Hemodiafiltration Reduced Dialysis Mortality in Kidney Failure

— Randomized trial strengthens the argument for adopting this type of dialysis beyond the ICU

MedpageToday
A photo of patients at a dialysis clinic.

High-dose hemodiafiltration improved survival compared with standard hemodialysis for patients with kidney failure resulting in the need for kidney-replacement therapy, according to the randomized CONVINCE trial.

High-dose hemodiafiltration cut all-cause mortality to 17.3% compared with 21.9% on conventional high-flux hemodialysis over a median 30 months of follow-up (HR 0.77, 95% CI 0.65-0.93), reported researchers led by Peter J. Blankestijn, MD, of University Medical Center Utrecht in the Netherlands.

These findings settle the concerns of confounding by indication in prior supportive evidence, the group suggested in the New England Journal of Medicine, in conjunction with a presentation at the European Renal Association meeting in Milan.

Hemodiafiltration is a dialysis technique -- used largely in the ICU setting in the U.S. but more commonly in Europe and Japan -- for ultrafiltration by both diffusion and convection to boost removal of larger molecules while maintaining fluid balance by infusing sterile non-pyrogenic replacement fluid directly into the patient's blood.

Three prior randomized controlled trials were inconclusive on the survival benefits of hemodiafiltration versus standard hemodialysis, while a fourth showed a survival benefit with hemodiafiltration.

"However, concerns about attrition during follow-up in these trials were raised by observers in the scientific and nephrology communities," Blankestijn's group noted. Patient-level meta-analysis of the four trials also supported a survival benefit with hemodiafiltration when the convection dose was at least 23 L per session in post-dilution mode, but that was not a predefined analysis -- raising concerns of confounding by indication.

For the CONVINCE trial, Blankestijn and colleagues aimed to increase "the likelihood of an unbiased effect estimate through the trial design, which included complete follow-up of mortality, no data censoring after certain key events (e.g., renal transplantation), and competing-risk statistical analyses."

The trial included 1,360 adults with stage V kidney failure who had been treated with dialysis for at least 3 months. To eliminate the confounding by indication concerns, all participants had to be candidates for high-dose hemodiafiltration with a convection volume of at least 23 L in post-dilution mode per session and be willing to have dialysis three times a week.

Patients with a history of cardiovascular disease or diabetes had the same mortality risk, regardless of randomized treatment group, but hemodiafiltration reduced the likelihood of death during the median 30 months of follow-up by a relative 42% in those without a history of cardiovascular disease (HR 0.58, 95% CI 0.42-0.79) and by 35% among those without diabetes mellitus (HR 0.65, 95% CI 0.48-0.87).

Among the secondary outcomes, death from cardiovascular causes, recurrent hospitalization, and the composite outcome of fatal or nonfatal cardiovascular outcomes didn't differ between groups.

Hemodiafiltration, however, reduced infection-related death (HR 0.69, 95% CI 0.49-0.96), including COVID-19 deaths, as the trial was conducted from November 2018 through April 2021, during the first waves of the pandemic.

The researchers cautioned that drawing conclusions about reduced risk of COVID-19 mortality was "complicated because COVID-19 as a diagnosis was added during the course of the trial. We cannot make the distinction between death from COVID-19 and death from other causes (e.g., cardiovascular) in a patient with COVID-19."

The pandemic also reduced the sample size compared with what was planned due to difficulties in recruitment during lockdowns. Lower-than-expected mortality rates in the trial "can be partly attributed to selection by the treating physician to enroll patients who were likely to reach a convection volume of at least 23 liters during each session, an indication that these patients had relatively good vascular access," Blankestijn's group wrote, although not invalidating the mortality advantage of hemodiafiltration.
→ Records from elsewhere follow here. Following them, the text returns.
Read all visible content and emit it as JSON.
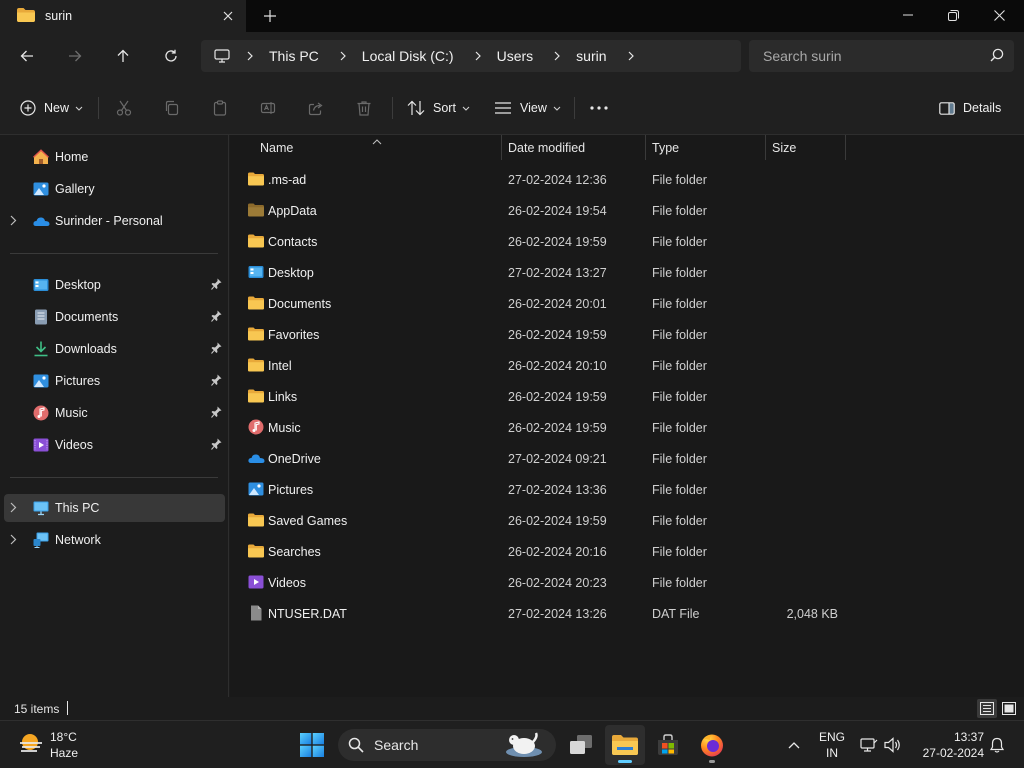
{
  "window": {
    "tab_title": "surin",
    "controls": [
      "minimize",
      "maximize",
      "close"
    ]
  },
  "address": {
    "breadcrumbs": [
      "This PC",
      "Local Disk (C:)",
      "Users",
      "surin"
    ],
    "search_placeholder": "Search surin"
  },
  "toolbar": {
    "new_label": "New",
    "sort_label": "Sort",
    "view_label": "View",
    "more_label": "...",
    "details_label": "Details"
  },
  "sidebar": {
    "top": [
      {
        "label": "Home",
        "icon": "home-icon"
      },
      {
        "label": "Gallery",
        "icon": "gallery-icon"
      },
      {
        "label": "Surinder - Personal",
        "icon": "onedrive-icon"
      }
    ],
    "quick_access": [
      {
        "label": "Desktop",
        "icon": "desktop-folder-icon"
      },
      {
        "label": "Documents",
        "icon": "documents-folder-icon"
      },
      {
        "label": "Downloads",
        "icon": "downloads-folder-icon"
      },
      {
        "label": "Pictures",
        "icon": "pictures-folder-icon"
      },
      {
        "label": "Music",
        "icon": "music-folder-icon"
      },
      {
        "label": "Videos",
        "icon": "videos-folder-icon"
      }
    ],
    "drives": [
      {
        "label": "This PC",
        "icon": "this-pc-icon",
        "selected": true
      },
      {
        "label": "Network",
        "icon": "network-icon"
      }
    ]
  },
  "columns": {
    "name": "Name",
    "date": "Date modified",
    "type": "Type",
    "size": "Size"
  },
  "files": [
    {
      "name": ".ms-ad",
      "date": "27-02-2024 12:36",
      "type": "File folder",
      "size": "",
      "icon": "folder"
    },
    {
      "name": "AppData",
      "date": "26-02-2024 19:54",
      "type": "File folder",
      "size": "",
      "icon": "folder-hidden"
    },
    {
      "name": "Contacts",
      "date": "26-02-2024 19:59",
      "type": "File folder",
      "size": "",
      "icon": "folder"
    },
    {
      "name": "Desktop",
      "date": "27-02-2024 13:27",
      "type": "File folder",
      "size": "",
      "icon": "desktop"
    },
    {
      "name": "Documents",
      "date": "26-02-2024 20:01",
      "type": "File folder",
      "size": "",
      "icon": "folder"
    },
    {
      "name": "Favorites",
      "date": "26-02-2024 19:59",
      "type": "File folder",
      "size": "",
      "icon": "folder"
    },
    {
      "name": "Intel",
      "date": "26-02-2024 20:10",
      "type": "File folder",
      "size": "",
      "icon": "folder"
    },
    {
      "name": "Links",
      "date": "26-02-2024 19:59",
      "type": "File folder",
      "size": "",
      "icon": "folder"
    },
    {
      "name": "Music",
      "date": "26-02-2024 19:59",
      "type": "File folder",
      "size": "",
      "icon": "music"
    },
    {
      "name": "OneDrive",
      "date": "27-02-2024 09:21",
      "type": "File folder",
      "size": "",
      "icon": "onedrive"
    },
    {
      "name": "Pictures",
      "date": "27-02-2024 13:36",
      "type": "File folder",
      "size": "",
      "icon": "pictures"
    },
    {
      "name": "Saved Games",
      "date": "26-02-2024 19:59",
      "type": "File folder",
      "size": "",
      "icon": "folder"
    },
    {
      "name": "Searches",
      "date": "26-02-2024 20:16",
      "type": "File folder",
      "size": "",
      "icon": "folder"
    },
    {
      "name": "Videos",
      "date": "26-02-2024 20:23",
      "type": "File folder",
      "size": "",
      "icon": "videos"
    },
    {
      "name": "NTUSER.DAT",
      "date": "27-02-2024 13:26",
      "type": "DAT File",
      "size": "2,048 KB",
      "icon": "file"
    }
  ],
  "status": {
    "item_count": "15 items"
  },
  "taskbar": {
    "weather_temp": "18°C",
    "weather_cond": "Haze",
    "search_label": "Search",
    "lang_top": "ENG",
    "lang_bottom": "IN",
    "time": "13:37",
    "date": "27-02-2024"
  },
  "colors": {
    "folder_yellow": "#f5c042",
    "accent": "#60cdff",
    "selected_bg": "#383838"
  }
}
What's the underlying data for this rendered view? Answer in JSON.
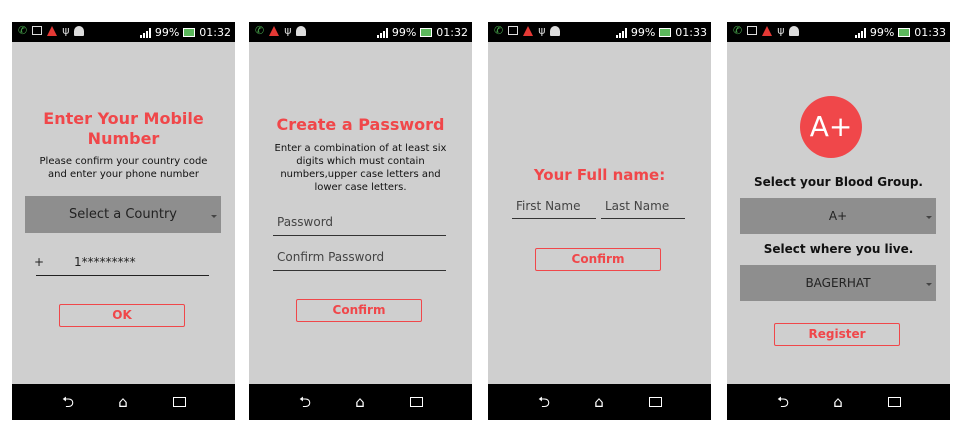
{
  "screens": [
    {
      "status_time": "01:32",
      "status_battery": "99%",
      "title": "Enter Your Mobile Number",
      "description": "Please confirm your country code and enter your phone number",
      "country_select": "Select a Country",
      "phone_prefix": "+",
      "phone_value": "1*********",
      "button": "OK"
    },
    {
      "status_time": "01:32",
      "status_battery": "99%",
      "title": "Create a Password",
      "description": "Enter a combination of at least six digits which must contain numbers,upper case letters and lower case letters.",
      "password_placeholder": "Password",
      "confirm_placeholder": "Confirm Password",
      "button": "Confirm"
    },
    {
      "status_time": "01:33",
      "status_battery": "99%",
      "title": "Your Full name:",
      "first_name_placeholder": "First Name",
      "last_name_placeholder": "Last Name",
      "button": "Confirm"
    },
    {
      "status_time": "01:33",
      "status_battery": "99%",
      "badge": "A+",
      "blood_group_label": "Select your Blood Group.",
      "blood_group_value": "A+",
      "location_label": "Select where you live.",
      "location_value": "BAGERHAT",
      "button": "Register"
    }
  ],
  "nav": {
    "back_glyph": "⮌",
    "home_glyph": "⌂"
  },
  "colors": {
    "accent": "#f0474a",
    "screen_bg": "#cfcfcf",
    "select_bg": "#8e8e8e"
  }
}
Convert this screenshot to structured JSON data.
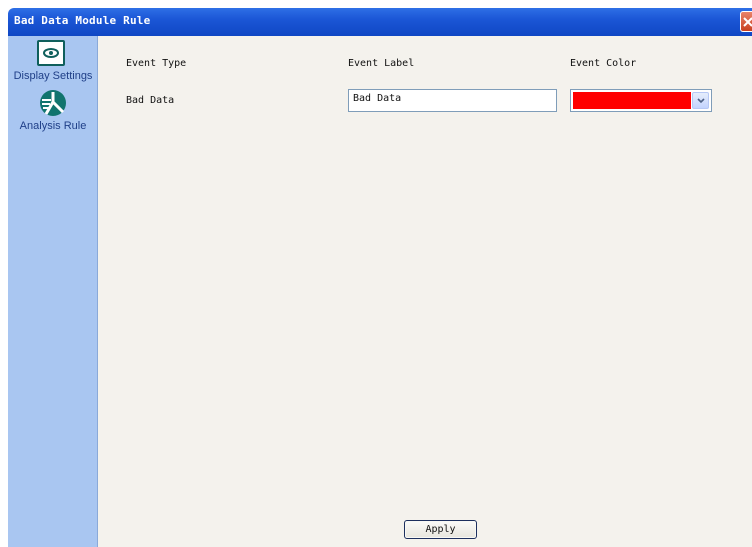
{
  "window": {
    "title": "Bad Data Module Rule"
  },
  "sidebar": {
    "items": [
      {
        "label": "Display Settings",
        "icon": "display-settings-icon"
      },
      {
        "label": "Analysis Rule",
        "icon": "analysis-rule-icon"
      }
    ]
  },
  "table": {
    "headers": {
      "event_type": "Event Type",
      "event_label": "Event Label",
      "event_color": "Event Color"
    },
    "rows": [
      {
        "event_type": "Bad Data",
        "event_label": "Bad Data",
        "event_color": "#ff0000"
      }
    ]
  },
  "actions": {
    "apply_label": "Apply"
  },
  "colors": {
    "titlebar": "#1b56d6",
    "sidebar": "#a9c6f1",
    "content_bg": "#f4f2ed",
    "icon_teal": "#0f5f5c"
  }
}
The largely European population studied might impact generalizability to patients who are not white, as could the potential that the inclusion criteria resulted in a healthier population than typical for hemodialysis patients in the U.S.

A pooled analysis of the trial findings with those of the prior trials could allow for more precise exploration of the benefits of hemodiafiltration in subgroups, the researchers noted.

Meanwhile, it's at least clear from all the trials that "the safety of hemodiafiltration was acceptable, provided that hygienic and microbiologic rules are fully respected," they concluded.

Disclosures

The trial was funded by the European Commission Research and Innovation.

Blankestijn disclosed speakers fees paid to his institution by Fresenius.

Primary Source

New England Journal of Medicine

Source Reference: Blankestijn PJ, et al "Effect of hemodiafiltration or hemodialysis on mortality in kidney failure" N Engl J Med 2023; DOI: 10.1056/NEJMoa2304820.